Foreign Investment Law
In another labor-related development, the Cuban National Assembly approved a new Foreign Investment Law in March 2014. Some observers had hoped that the law would change existing rules under which foreign owned businesses or joint ventures hire workers through a Cuban state employment agency, but the hiring system was left relatively intact. Under the current arrangement, the employer pays a per employee cost to the agency, and the agency hires and places the Cuban workers. Many foreign employers would prefer direct hiring and payment. This is less an issue about employee selection or quality than about managers’ preferences for a direct employer-employee relationship.
There are serious flaws in the current system from both the workers’ and employers’ perspectives. If movement toward direct hiring does take place, it will require a broader re-examination of the labor and regulatory framework in the foreign investment sector. It is already the case that workers in the foreign investment sector are relatively privileged: they have more access to tips and bonuses than do other workers, and they are more likely to earn income in hard currency. Movement toward direct hiring would exacerbate those differences, and it might spar
k a broader debate about income inequality in Cuba.
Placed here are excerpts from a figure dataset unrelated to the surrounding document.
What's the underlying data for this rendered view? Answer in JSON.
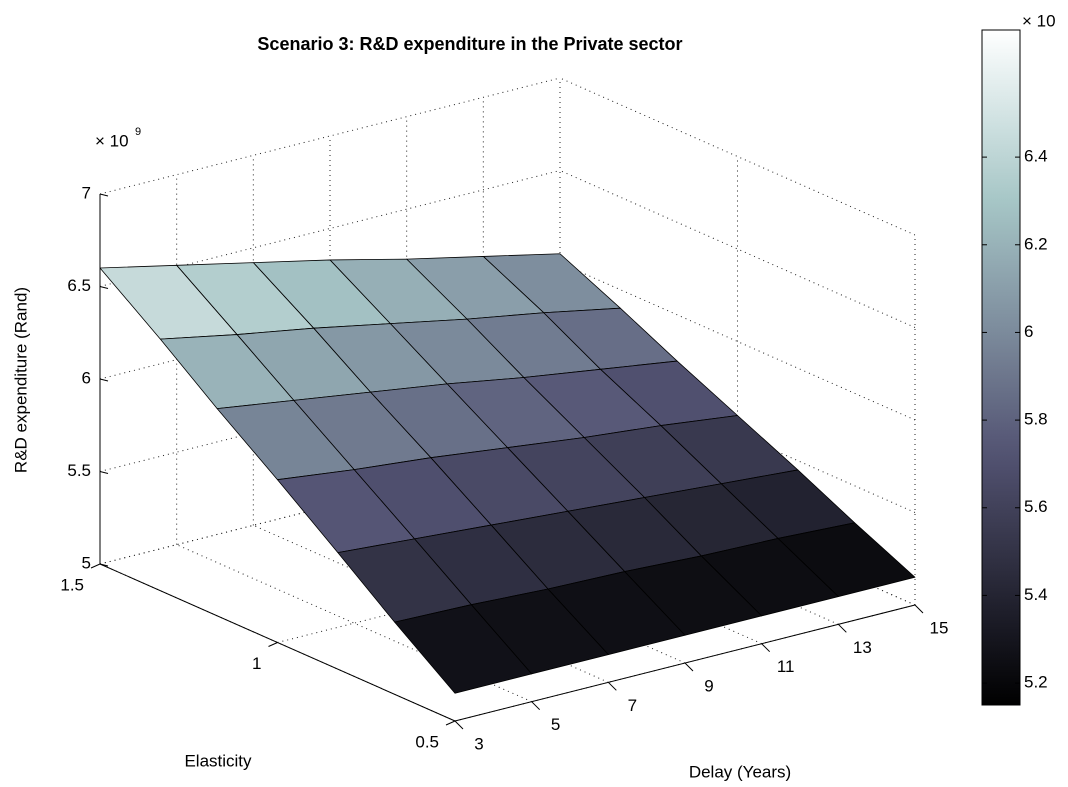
{
  "chart_data": {
    "type": "surface",
    "title": "Scenario 3: R&D expenditure in the Private sector",
    "xlabel": "Delay (Years)",
    "ylabel": "Elasticity",
    "zlabel": "R&D expenditure (Rand)",
    "z_multiplier": "× 10",
    "z_exponent": "9",
    "x": [
      3,
      5,
      7,
      9,
      11,
      13,
      15
    ],
    "y": [
      0.5,
      0.67,
      0.83,
      1,
      1.17,
      1.33,
      1.5
    ],
    "z": [
      [
        5.15,
        5.15,
        5.15,
        5.15,
        5.15,
        5.15,
        5.15
      ],
      [
        5.39,
        5.38,
        5.36,
        5.35,
        5.33,
        5.32,
        5.3
      ],
      [
        5.63,
        5.6,
        5.57,
        5.54,
        5.51,
        5.48,
        5.45
      ],
      [
        5.88,
        5.83,
        5.79,
        5.74,
        5.69,
        5.65,
        5.6
      ],
      [
        6.12,
        6.06,
        6.0,
        5.94,
        5.87,
        5.81,
        5.75
      ],
      [
        6.36,
        6.28,
        6.21,
        6.13,
        6.05,
        5.98,
        5.9
      ],
      [
        6.6,
        6.51,
        6.42,
        6.33,
        6.23,
        6.14,
        6.05
      ]
    ],
    "xlim": [
      3,
      15
    ],
    "ylim": [
      0.5,
      1.5
    ],
    "zlim": [
      5,
      7
    ],
    "xticks": [
      3,
      5,
      7,
      9,
      11,
      13,
      15
    ],
    "yticks": [
      0.5,
      1,
      1.5
    ],
    "zticks": [
      5,
      5.5,
      6,
      6.5,
      7
    ],
    "grid": true,
    "colormap": "bone",
    "colorbar": {
      "clim": [
        5.15,
        6.69
      ],
      "ticks": [
        5.2,
        5.4,
        5.6,
        5.8,
        6,
        6.2,
        6.4
      ],
      "multiplier": "× 10"
    }
  }
}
In a signal that the issue remains, Cuba has also announced new regulations governing investment in the new port of Mariel. In the Mariel special investment zone, while foreign employers will still go through a state hiring agency, the agency will retain a smaller percent of workers’ wages—20 percent—meaning that workers will be able to earn more while costing companies less. In addition, employers will be able negotiate salaries with the agency without having to adhere to a fixed scale, and they will also be free to contract self-employed Cubans through the agency. Whether this arrangement is enough of an improvement to satisfy foreign investors remains to be seen. It is clearly a much better arrangement for the workers hired in the Mariel Zone. It is also likely to contribute to the growing discussion about wage inequality, since workers in the zone will be able to earn significantly higher salaries than average Cuban workers
Changes in Cuba’s labor code, and changing employment conditions in Cuba, are emblematic of a broader debate that is taking place throughout Cuban society and among Cuba watchers: what does economic reform mean for the social protections and structures that Cubans have taken for granted for the past five decades? Although the Cuban government argues that the socialist foundation of the Cuban system is not up for debate, the reality is that the economic reform process is changing the relationship between Cubans and the state in very real ways. As Cuba modernizes its economy, preserving the social gains of the past 50 years—free, relatively high quality healthcare and education, workplace protections, family leave, and so on—while balancing the need for material incentives with the aspiration for relative social equality—will be a major challenge. It will also be key to the long-term success of the country and to advancing the quality of life of all Cubans.
Geoff Thale is WOLA’s Program Director.
[i] The Labor Code was first promulgated in 1984 and has been updated by a patchwork of regulations and directives. A comprehensive overhaul of the code was certainly needed, particularly in the circumstances created by layoffs and private sector openings.